6. Se pueden señalar algunos criterios de discernimiento generalmente seguidos tanto por la autoridad eclesiástica como por los maestros y directores espirituales:

a. La conformidad con la fe de la Iglesia en Jesucristo (cf. 1Co 12,3); un don del Espíritu Santo no puede ser contrario a la fe que el mismo Espíritu inspira a toda la Iglesia. «Podréis conocer en esto el espíritu de Dios: todo espíritu que confiesa a Jesucristo, venido en carne, es de Dios; y todo espíritu que no confiesa a Jesús, no es de Dios» (1Jn 4,2-3).

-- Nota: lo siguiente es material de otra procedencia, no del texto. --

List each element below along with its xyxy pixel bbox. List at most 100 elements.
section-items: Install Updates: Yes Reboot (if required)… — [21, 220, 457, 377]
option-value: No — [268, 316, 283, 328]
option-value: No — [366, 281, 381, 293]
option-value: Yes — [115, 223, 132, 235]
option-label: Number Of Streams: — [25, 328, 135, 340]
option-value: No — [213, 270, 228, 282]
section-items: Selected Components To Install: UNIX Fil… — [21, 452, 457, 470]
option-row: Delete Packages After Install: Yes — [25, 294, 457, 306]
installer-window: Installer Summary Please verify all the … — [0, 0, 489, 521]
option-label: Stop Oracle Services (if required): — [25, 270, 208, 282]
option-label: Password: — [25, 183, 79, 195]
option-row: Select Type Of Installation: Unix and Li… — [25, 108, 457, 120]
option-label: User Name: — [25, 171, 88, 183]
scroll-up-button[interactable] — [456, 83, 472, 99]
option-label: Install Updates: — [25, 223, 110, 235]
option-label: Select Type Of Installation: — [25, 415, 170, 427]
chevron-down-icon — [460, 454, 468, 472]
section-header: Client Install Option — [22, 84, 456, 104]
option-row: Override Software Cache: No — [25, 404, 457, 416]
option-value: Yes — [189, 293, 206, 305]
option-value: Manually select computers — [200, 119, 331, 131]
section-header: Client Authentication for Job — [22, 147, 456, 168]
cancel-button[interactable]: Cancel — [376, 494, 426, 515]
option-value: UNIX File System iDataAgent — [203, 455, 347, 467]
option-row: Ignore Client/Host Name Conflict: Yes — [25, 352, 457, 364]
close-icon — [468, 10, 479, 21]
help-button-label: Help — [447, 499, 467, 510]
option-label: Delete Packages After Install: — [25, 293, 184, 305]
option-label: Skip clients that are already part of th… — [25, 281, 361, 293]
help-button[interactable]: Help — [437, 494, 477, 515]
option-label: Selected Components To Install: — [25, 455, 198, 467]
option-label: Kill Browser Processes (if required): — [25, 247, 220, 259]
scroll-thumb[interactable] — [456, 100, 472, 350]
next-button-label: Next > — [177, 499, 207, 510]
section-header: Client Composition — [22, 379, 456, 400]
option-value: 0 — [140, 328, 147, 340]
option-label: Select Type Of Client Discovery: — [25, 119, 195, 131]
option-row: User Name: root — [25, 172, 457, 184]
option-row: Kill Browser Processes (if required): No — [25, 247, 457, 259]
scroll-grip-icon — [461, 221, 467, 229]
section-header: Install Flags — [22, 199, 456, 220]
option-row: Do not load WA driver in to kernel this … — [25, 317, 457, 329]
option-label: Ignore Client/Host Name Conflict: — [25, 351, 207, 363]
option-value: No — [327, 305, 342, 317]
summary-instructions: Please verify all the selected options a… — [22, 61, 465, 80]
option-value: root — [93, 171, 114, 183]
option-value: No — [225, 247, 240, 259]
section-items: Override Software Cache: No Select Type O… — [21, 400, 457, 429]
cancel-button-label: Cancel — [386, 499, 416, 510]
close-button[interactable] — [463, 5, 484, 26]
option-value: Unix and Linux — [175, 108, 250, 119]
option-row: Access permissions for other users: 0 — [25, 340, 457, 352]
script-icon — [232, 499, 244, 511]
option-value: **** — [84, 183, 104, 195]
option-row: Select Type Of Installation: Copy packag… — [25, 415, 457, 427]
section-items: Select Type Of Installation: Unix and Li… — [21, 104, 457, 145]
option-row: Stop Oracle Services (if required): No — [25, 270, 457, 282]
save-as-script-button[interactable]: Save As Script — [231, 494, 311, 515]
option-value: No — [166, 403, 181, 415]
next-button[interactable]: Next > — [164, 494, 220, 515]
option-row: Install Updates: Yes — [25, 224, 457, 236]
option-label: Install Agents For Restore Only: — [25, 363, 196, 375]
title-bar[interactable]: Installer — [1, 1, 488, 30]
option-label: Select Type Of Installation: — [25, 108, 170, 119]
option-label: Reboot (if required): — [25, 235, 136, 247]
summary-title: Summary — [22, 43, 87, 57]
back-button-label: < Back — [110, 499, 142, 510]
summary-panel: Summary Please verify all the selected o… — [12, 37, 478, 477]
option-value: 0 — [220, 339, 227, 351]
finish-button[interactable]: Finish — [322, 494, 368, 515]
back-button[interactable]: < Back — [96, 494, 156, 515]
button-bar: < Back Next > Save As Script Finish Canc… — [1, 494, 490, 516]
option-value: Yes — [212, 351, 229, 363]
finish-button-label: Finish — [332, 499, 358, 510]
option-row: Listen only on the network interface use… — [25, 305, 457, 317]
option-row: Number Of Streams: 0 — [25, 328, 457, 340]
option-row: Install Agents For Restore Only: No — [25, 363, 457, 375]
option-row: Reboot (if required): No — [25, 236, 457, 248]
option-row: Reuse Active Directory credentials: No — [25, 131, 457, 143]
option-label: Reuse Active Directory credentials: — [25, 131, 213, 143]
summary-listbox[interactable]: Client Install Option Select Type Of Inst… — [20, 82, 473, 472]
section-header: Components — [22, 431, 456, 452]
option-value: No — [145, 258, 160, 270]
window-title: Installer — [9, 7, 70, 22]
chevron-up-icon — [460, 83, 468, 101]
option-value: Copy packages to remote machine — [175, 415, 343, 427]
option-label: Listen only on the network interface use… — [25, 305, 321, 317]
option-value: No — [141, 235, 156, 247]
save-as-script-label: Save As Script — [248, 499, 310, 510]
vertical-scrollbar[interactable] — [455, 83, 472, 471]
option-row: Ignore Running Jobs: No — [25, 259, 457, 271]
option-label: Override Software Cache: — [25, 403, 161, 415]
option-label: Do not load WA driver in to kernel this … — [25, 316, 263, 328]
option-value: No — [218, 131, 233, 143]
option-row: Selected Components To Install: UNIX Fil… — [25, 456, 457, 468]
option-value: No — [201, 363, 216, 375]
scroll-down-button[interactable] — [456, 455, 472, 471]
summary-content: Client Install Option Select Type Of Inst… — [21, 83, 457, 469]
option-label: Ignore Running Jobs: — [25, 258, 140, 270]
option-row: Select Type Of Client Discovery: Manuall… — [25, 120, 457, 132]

b. La presencia del «fruto del Espíritu: amor, alegría, paz» (Ga 5,22). Todo don del Espíritu favorece el progreso del amor, tanto en la misma persona, como en la comunidad; por ello, produce alegría y paz.

Si un carisma provoca turbación y confusión, significa o que no es auténtico o que no es utilizado de forma correcta. Como dice san Pablo: «Dios no es un Dios de confusión, sino de paz» (1Co 14,44).

Sin la caridad, incluso los carismas más extraordinarios carecen de utilidad (cf. 1Co 13,1-3 Mt 7,22-23).

c. La armonía con la autoridad de la Iglesia y la aceptación de sus disposiciones. Después de haber fijado reglas muy estrictas para el uso de los carismas en la Iglesia de Corinto, san Pablo dice: «Si alguien se cree profeta o inspirado por el Espíritu, reconozca en lo que os escribo un mandato del Señor» (1Co 14,37). El auténtico carismático se reconoce por su docilidad sincera hacia los pastores de la Iglesia. Un carisma no puede suscitar la rebelión ni provocar la ruptura de la unidad.

d. El uso de los carismas en la comunidad eclesial está sometido a una regla sencilla: «Todo sea para edificación» (1Co 14,26); es decir, los carismas se aceptan en la medida en que aportan una contribución constructiva a la vida de la comunidad, vida de unión con Dios y de comunión fraterna. San Pablo insiste mucho en esta regla (1Co 14,4-5 1Co 14,12 1Co 14,18-19 1Co 14,26-32).

7. Entre los diversos dones, san Pablo ?como ya hemos observado? estimaba mucho el de la profecía, hasta el punto que recomendaba: «Aspirad también a los dones espirituales, especialmente a la profecía» (1Co 14,1). La historia de la Iglesia, y en especial la de los santos, enseña que a menudo el Espíritu Santo inspira palabras proféticas destinadas a promover el desarrollo o la reforma de la vida de la comunidad cristiana. A veces, estas palabras se dirigen en especial a los que ejercen la autoridad, como en el caso de santa Catalina de Siena, que intervino ante el Papa para obtener su regreso de Aviñón a Roma. Son muchos los fieles, y sobre todo los santos y las santas, que han llevado a los Papas y a los demás pastores de la Iglesia la luz y la confortación necesarias para el cumplimiento de su misión, especialmente en momentos difíciles para la Iglesia.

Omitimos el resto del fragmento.